Indisputably, the Board, charged with the administration of the pension fund, must ascertain the facts which are controverted; and, equally undisputed, is the recognition that the court does not substitute its judgment on controverted facts for that of the administrative agency. Auto Convoy Co. v. Railroad Commission of Texas, supra, at 722. Yet, when the evidence adduced in court is conclusive on the degree of disability, the court’s adjudication of disability becomes a matter of law and not the ascertainment of a fact which is controverted. See Moss v. Hipp, 387 S.W.2d 656, 659 (Tex.1965), for the holding that a fact is established as a matter of law where the evidence thereon is clear and positive and there are no circumstances tending to discredit or impeach it. The trial record made here is conclusive, under the statute, of the degree of Bills’ disability and, therefore, the question before the trial court was purely one of law. In this light, the findings of fact made by the trial court were immaterial, if not inappropriate, City of Pasadena v. Barron, 567 S.W.2d 73, 75 (Tex.Civ.App.—Houston [14 Dist.] 1978, writ ref’d n. r. e.), and the making of them is not a ground for reversal. Andrews v. Key, 77 Tex. 35, 13 S.W. 640, 641 (1890).
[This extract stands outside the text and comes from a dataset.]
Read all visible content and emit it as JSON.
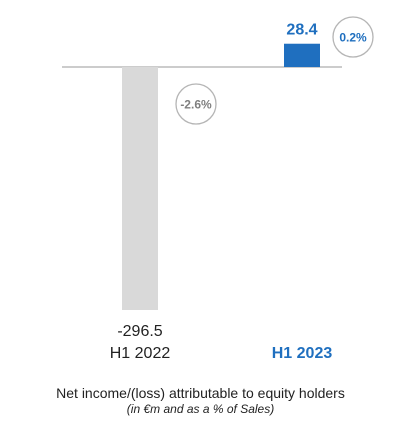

All facets of the two points of error have been considered. Neither of the points presents reversible error, and both are overruled.
The judgment of the trial court is affirmed.
COUNTISS, J., not participating.. All articles cited are articles of the Texas Revised Civil Statutes.
. Also coming within the legislative scheme is article 6243f. The disability language of section 10 in that article — viz., . .so permanently disabled . . so as to incapacitate him from the performance of his duties . .” — is strikingly similar to that of article 6243a § 9, and has been construed to mean that one totally disabled from performing the duties of a fireman is permanently disabled *926within the meaning of the act. Firemen and Policemen's Pension Fund v. Villareal, 438 S.W.2d 387, 390-91 (Tex.Civ.App.—San Antonio 1968, writ refd n. r. e.). Of similar effect is Board of Firemen’s Relief, etc. v. Marks, 237 S.W.2d 420, 423 (Tex.Civ.App.—Austin 1951), rev’d on other grounds, 150 Tex. 433, 242 S.W.2d 181 (1951), which interpreted article 6243e § 7, and Bryan v. Board of Trustees of Houston Fire, R. &. R. F., 497 S.W.2d 367 (Tex.Civ.App.—Houston [14th Dist.] 1973, writ *927refd n. r. e.), which discusses section 7(c) of article 6243e before its repeal in 1975.
. Although no specific statement was made by the trial court, either in its judgment or conclusions of law, that the decision of the Board must be set aside for lack of reasonable support in substantial evidence, the conclusion is necessarily implicit in the judgment rendered by the court.